We will be guided by the presumption that freedom forms the foundation of human dignity & that only a system of private property ownership can support individual or collective liberty. As such, an open society with a market economy & minimal interference from outside parties, including governments, is seen as generating a self-correcting social order requiring neither direction nor control.

Historical links for the spontaneous emergence of order: Murray Rothbard credited Chinese Taoist Zhuangzi (BC 369 to BC 286) as having first identified the notion of a spontaneous order: “Good order results spontaneously when things are let alone.”

This idea was reworked during the 16th Century by scholars of the School of Salamanca (e.g., Francisco de Vitoria, Domingo de Soto, Martín de Azpilcueta, Tomás de Mercado, & Francisco Suárez).

These Spanish theologians opined on various economic matters taking on new views supported by principles of natural law. In turn, they presaged important contributions often associated with the Scottish Enlightenment. For example, they deemed that merchants act in a way that serves the general good as expressed in Adam Smith’s “invisible hand”.

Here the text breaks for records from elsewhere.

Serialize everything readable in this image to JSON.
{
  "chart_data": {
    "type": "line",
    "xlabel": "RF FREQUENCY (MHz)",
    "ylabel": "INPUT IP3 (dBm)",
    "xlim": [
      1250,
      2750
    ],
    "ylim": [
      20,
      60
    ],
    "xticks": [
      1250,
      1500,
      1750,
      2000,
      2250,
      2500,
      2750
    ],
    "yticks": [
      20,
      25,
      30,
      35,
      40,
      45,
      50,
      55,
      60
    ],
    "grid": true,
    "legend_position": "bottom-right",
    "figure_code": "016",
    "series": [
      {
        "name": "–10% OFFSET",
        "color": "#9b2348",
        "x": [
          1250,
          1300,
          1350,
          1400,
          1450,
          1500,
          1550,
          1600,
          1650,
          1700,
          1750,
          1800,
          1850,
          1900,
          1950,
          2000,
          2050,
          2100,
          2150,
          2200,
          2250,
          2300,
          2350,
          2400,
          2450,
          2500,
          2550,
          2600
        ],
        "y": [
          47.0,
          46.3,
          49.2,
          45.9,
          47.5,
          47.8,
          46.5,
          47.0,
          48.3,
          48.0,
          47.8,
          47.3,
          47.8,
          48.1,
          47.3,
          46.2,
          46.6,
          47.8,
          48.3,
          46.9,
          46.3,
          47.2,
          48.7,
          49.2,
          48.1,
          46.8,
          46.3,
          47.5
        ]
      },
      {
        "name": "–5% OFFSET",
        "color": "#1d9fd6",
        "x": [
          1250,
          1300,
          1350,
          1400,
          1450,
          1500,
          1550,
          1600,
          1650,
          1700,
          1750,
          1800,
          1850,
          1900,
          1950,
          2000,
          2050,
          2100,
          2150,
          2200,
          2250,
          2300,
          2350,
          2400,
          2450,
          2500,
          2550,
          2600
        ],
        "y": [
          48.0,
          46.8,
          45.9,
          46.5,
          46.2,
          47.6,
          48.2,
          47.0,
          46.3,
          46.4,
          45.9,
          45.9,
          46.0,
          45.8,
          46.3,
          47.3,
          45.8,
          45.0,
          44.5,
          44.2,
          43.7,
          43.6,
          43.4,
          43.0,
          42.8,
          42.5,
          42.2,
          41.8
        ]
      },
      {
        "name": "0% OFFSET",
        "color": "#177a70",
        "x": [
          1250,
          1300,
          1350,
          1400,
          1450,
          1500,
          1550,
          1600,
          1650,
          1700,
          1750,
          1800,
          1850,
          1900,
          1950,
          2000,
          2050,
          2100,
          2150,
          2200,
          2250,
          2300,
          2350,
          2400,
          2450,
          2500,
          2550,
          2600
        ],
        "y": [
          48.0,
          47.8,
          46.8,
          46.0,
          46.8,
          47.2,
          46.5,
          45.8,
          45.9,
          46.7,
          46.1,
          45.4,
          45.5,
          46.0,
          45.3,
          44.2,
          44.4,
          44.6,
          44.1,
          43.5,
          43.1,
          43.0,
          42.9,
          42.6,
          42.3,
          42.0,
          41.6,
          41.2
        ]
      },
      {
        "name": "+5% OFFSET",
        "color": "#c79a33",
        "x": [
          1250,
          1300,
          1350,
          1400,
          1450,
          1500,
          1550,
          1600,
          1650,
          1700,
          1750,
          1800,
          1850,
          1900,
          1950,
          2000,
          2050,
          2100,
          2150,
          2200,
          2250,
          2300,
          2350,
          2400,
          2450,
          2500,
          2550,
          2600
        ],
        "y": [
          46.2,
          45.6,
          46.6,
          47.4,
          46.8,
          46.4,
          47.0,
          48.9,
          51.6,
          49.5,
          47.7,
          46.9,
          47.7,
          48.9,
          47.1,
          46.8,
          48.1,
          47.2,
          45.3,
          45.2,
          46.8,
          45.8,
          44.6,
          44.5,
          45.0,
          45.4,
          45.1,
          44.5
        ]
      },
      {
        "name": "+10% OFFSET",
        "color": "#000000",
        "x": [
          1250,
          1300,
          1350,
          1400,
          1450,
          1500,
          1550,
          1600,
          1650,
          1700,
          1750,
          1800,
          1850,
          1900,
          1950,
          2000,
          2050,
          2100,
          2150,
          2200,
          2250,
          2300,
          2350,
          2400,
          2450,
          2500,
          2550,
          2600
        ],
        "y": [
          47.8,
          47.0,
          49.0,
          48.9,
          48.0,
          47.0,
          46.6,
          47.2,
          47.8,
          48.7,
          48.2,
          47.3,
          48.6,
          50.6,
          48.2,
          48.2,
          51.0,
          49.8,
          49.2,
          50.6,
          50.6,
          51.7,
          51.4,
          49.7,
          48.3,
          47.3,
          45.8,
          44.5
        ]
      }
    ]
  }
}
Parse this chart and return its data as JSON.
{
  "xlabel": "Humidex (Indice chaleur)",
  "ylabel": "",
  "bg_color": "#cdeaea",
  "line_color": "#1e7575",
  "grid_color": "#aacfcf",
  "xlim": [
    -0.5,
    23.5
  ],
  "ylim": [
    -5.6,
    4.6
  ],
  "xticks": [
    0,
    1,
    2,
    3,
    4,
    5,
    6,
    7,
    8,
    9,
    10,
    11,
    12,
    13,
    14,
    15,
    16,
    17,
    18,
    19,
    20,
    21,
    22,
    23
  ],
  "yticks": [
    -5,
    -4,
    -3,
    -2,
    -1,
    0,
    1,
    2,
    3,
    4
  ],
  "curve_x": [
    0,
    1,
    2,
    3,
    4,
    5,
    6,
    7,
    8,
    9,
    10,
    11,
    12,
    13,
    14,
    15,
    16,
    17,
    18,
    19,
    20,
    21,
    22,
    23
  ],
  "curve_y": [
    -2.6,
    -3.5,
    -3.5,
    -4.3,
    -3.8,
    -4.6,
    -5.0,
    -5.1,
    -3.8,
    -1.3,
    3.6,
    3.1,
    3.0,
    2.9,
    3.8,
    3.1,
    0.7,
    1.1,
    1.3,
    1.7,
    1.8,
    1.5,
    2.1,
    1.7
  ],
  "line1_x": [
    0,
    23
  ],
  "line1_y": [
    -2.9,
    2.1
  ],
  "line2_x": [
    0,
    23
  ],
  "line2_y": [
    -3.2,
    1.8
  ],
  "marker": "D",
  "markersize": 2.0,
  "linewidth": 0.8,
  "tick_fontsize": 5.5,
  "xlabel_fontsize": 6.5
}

Similarly, they saw a natural order arising from free movement of people, goods, & ideas so people could interact to increase “brotherly connections” to support a free-market economy.  And they laid groundwork for Adam Ferguson who articulated that most critical institutions of mankind evolved from “human action, but not the execution of any human design.”

Among the institutions or systems that evolved spontaneously from coordinated actions of independent humans are the free-market economy, languages, law, money, & Wikipedia.

Austrian economists (e.g., Carl Menger, Ludwig von Mises & Friedrich Hayek) refined & applied spontaneous order as the centerpiece for their social & economic thought. They saw that extensive human liberty is necessary to allow human interactions leading to the discovery of social arrangements that best serve an entire community.

Policy implications: Individual market participants use dispersed information of greater detail & accuracy & deliver more benefits to a community than decisions made by centralized authorities. In particular, spontaneous order within a market economy leads to more efficient & superior resource allocation than under any designed system.